Sodium channel blocker diuretics, principally amiloride and triamterene, are valuable medications in the class of potassium-sparing diuretics. While they are weak diuretics on their own, their primary strength lies in their ability to be combined with more potent diuretics to manage conditions like hypertension and edema without causing significant potassium loss. Their unique mechanism of blocking the ENaC provides a targeted approach to fluid management. However, their potential to cause hyperkalemia necessitates careful patient selection and diligent monitoring by healthcare providers to ensure safe and effective use.

For more in-depth information, you can visit the NCBI StatPearls article on Amiloride.

Frequently Asked Questions

The two main examples are amiloride (brand name Midamor) and triamterene (brand name Dyrenium) [1.2.4].

They block the epithelial sodium channels (ENaC) in the distal tubules and collecting ducts of the kidneys. This action prevents sodium from being reabsorbed, which causes more water to be excreted in the urine [1.9.1, 1.4.2].

They are called 'potassium-sparing' because by blocking sodium reabsorption, they indirectly reduce the amount of potassium that is secreted into the urine, helping the body to retain potassium [1.3.6, 1.9.3].

The most significant risk is developing hyperkalemia, which is an abnormally high level of potassium in the blood. This condition can cause serious heart rhythm problems and can be fatal if not corrected [1.3.3, 1.4.2].

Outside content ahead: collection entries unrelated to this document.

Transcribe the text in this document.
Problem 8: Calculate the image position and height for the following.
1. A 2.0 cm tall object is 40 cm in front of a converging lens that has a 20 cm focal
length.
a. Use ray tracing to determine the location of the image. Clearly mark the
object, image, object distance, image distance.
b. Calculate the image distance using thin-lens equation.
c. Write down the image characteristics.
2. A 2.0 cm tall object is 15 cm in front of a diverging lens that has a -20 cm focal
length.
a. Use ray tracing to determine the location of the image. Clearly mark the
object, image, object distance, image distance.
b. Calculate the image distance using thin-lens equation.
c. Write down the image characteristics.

They are used to treat high blood pressure (hypertension) and fluid retention (edema) caused by conditions like congestive heart failure, liver cirrhosis, or kidney disease [1.5.1, 1.5.2, 1.5.3]. They are often combined with other diuretics [1.5.6].

No, you should not take potassium supplements or use potassium-containing salt substitutes while on these medications, as it significantly increases the risk of developing life-threatening hyperkalemia [1.2.4, 1.3.3].

No, amiloride is generally considered a weak diuretic. Its primary benefit often comes from being used in combination with other, more powerful diuretics to help prevent potassium loss [1.3.3].